In January 2023, the Biden administration announced a new advanced parole program for refugees from Cuba, Haiti, Nicaragua, and Venezuela (known together formally as CHNV). This program, which aims to create a formal pathway to legal status for some asylum seekers at the southern border, enables CHNV nationals to immigrate legally to the United States for up to two years if friends or family members agree to sponsor them financially. Given the influx of refugees at the border and their increased vulnerability to violence and death, the program does represent a valiant effort to clear some of the backlog. It has not, however, been able to live up to its promises. Most importantly, advanced parole has not substantially improved conditions for the thousands of migrants still crowded at the southern border. To truly meet the needs of displaced individuals, the border is in need of a more imaginative prescription.

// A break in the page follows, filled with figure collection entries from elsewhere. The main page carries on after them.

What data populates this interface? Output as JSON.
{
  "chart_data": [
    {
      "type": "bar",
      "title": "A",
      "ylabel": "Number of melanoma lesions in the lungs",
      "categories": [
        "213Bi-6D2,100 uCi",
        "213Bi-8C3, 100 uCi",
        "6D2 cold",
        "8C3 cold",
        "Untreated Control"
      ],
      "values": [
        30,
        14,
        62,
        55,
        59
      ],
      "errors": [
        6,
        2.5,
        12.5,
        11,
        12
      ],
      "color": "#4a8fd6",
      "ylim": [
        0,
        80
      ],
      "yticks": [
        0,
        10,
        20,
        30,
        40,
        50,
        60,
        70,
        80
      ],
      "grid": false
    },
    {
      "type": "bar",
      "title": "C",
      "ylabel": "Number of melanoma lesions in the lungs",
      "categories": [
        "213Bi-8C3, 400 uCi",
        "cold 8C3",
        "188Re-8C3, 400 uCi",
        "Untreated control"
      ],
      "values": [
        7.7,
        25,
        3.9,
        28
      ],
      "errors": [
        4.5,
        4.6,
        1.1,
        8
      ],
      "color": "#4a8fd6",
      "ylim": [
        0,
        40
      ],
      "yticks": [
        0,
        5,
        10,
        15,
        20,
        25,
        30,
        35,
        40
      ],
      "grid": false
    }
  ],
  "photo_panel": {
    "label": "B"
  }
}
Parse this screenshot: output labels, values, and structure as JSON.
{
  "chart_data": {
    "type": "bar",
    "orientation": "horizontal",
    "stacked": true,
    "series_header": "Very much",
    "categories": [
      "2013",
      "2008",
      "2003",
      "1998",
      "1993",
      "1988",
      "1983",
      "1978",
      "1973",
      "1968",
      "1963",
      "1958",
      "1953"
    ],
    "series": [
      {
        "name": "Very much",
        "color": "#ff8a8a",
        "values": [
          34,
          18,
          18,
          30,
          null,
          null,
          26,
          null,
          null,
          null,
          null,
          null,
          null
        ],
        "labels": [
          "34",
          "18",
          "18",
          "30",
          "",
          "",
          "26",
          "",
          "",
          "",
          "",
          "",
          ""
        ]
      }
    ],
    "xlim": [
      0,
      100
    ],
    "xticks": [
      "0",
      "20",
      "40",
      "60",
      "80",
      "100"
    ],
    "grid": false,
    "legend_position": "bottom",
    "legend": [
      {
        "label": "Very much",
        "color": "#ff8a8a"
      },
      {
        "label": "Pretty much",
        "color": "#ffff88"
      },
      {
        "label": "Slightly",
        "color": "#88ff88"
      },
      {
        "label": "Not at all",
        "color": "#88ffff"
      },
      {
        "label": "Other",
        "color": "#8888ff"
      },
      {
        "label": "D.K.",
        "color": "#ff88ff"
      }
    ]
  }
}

The humanitarian crisis at the border is caused by a massive influx of refugees fleeing violence, famine, poverty, and death. These people cannot stay in the United States legally, but have few other options. Formal pathways to immigration typically come in the form of a family petition or a work visa, but most migrants do not meet the requirements of either option. Therefore, many refugees choose to apply for asylum instead–but the overwhelmed asylum adjudication system cannot process the current number of applicants with its small staff of judges. Even the deportation system is fraught with complications, especially as more and more migrants come from uncooperative authoritarian governments who refuse to take back their own nationals. This has left a staggering number of refugees stuck in limbo at the border, at the crossroads of settlement and deportation, and full of desperation and anxiety.
In January 2023, CHNV nationals accounted for 35,807 of the 186,808 total encounters migrants had with US Customs and Border Protection at the US border. In light of this outsized proportion, President Biden’s new advanced parole program specifically addresses this particularly vulnerable population. The program is entirely free and able to be completed online. It grants parole status to up to 30,000 migrants every month and provides a pathway to employment authorization status. The last figures shared by United States Citizenship and Immigration Services (USCIS) in July 2023 reported that nearly 160,000 CHNV nationals had arrived in the United States lawfully under parole processes in the first six months.
While the program has indeed begun to address the need for pathways to legal residence for this population, CHNV nationals are not out of harm’s way. CHNV immigrants made up 98,631 of the total 302,392 migrant encounters in December 2023—a similar proportion to January 2023. This signals that countless CHNV refugees are being failed by the advanced parole program. Indeed, Haitian migrants are still dying in over-capacitated boat voyages, October 2023 marked the first month ever during which Venezuelans were the most commonly arrested nationality at the border, and thousands of refugees were left stranded in Nicaragua while trying to make their way into the United States. For every 30,000 migrants let in every month, there are millions of applications submitted and pending. USCIS does not publish program wait times or include it in their public database for immigration records. As one Cuban migrant aptly explains, “Anyone who (can apply for the sponsorship program) waits for it. But if they can’t, they go through Nicaragua.” It seems that everyone, immigration services and the immigrants themselves, understands the limitations of this program’s performance.
The Advanced Parole Process for CHNV nationals can be implemented more successfully, as evidenced by the remarkable progress of a similar program–the 2022 “Unite for Ukraine” visa. “Unite for Ukraine” granted fast-tracked temporary immigration to Ukrainian war refugees. Twenty thousand Ukranians a month were paroled and immediately granted employment authorization. The program was largely effective: the number of Ukrainians arriving at the Southern border with no documentation significantly decreased.
If the Unite for Ukraine parole program was successful, then the Advanced Parole Process for CHNV nationals could be as well. One commonsense improvement would be allowing advanced parole recipients to immediately receive Employment Authorization Cards, instead of being forced to apply separately and wait for many months. Migrants without employment authorization but in need of money will turn to underground businesses that pay cheaply for their labor and grossly abuse their workers. Granting immediate employment authorization to advanced parolees would stimulate their involvement in the licit economy and decrease the backlog that is plaguing USCIS—a win-win situation for everyone. Moreover, USCIS needs more manpower and resources if it is going to decrease unimaginable asylum wait times and sort through more than a minuscule fraction of the applications it receives every month. The physical flow of migrants will not cease on its own, and we cannot look away after slapping a simple band-aid onto a deep wound.
There must be no rest until migrants at the Southern border are returned to safe, stable homes. There are hundreds of thousands of children and families currently existing in limbo, without food, without their family members, and without a place to call their own. There are migrants from a plethora of countries beyond Cuba, Haiti, Nicaragua, and Venezuela that need support. And there are tens of thousands of parolees here in the United States stunted by their inability to work. It is a moral imperative to extend the security and comfort we as Americans enjoy to our less fortunate neighbors.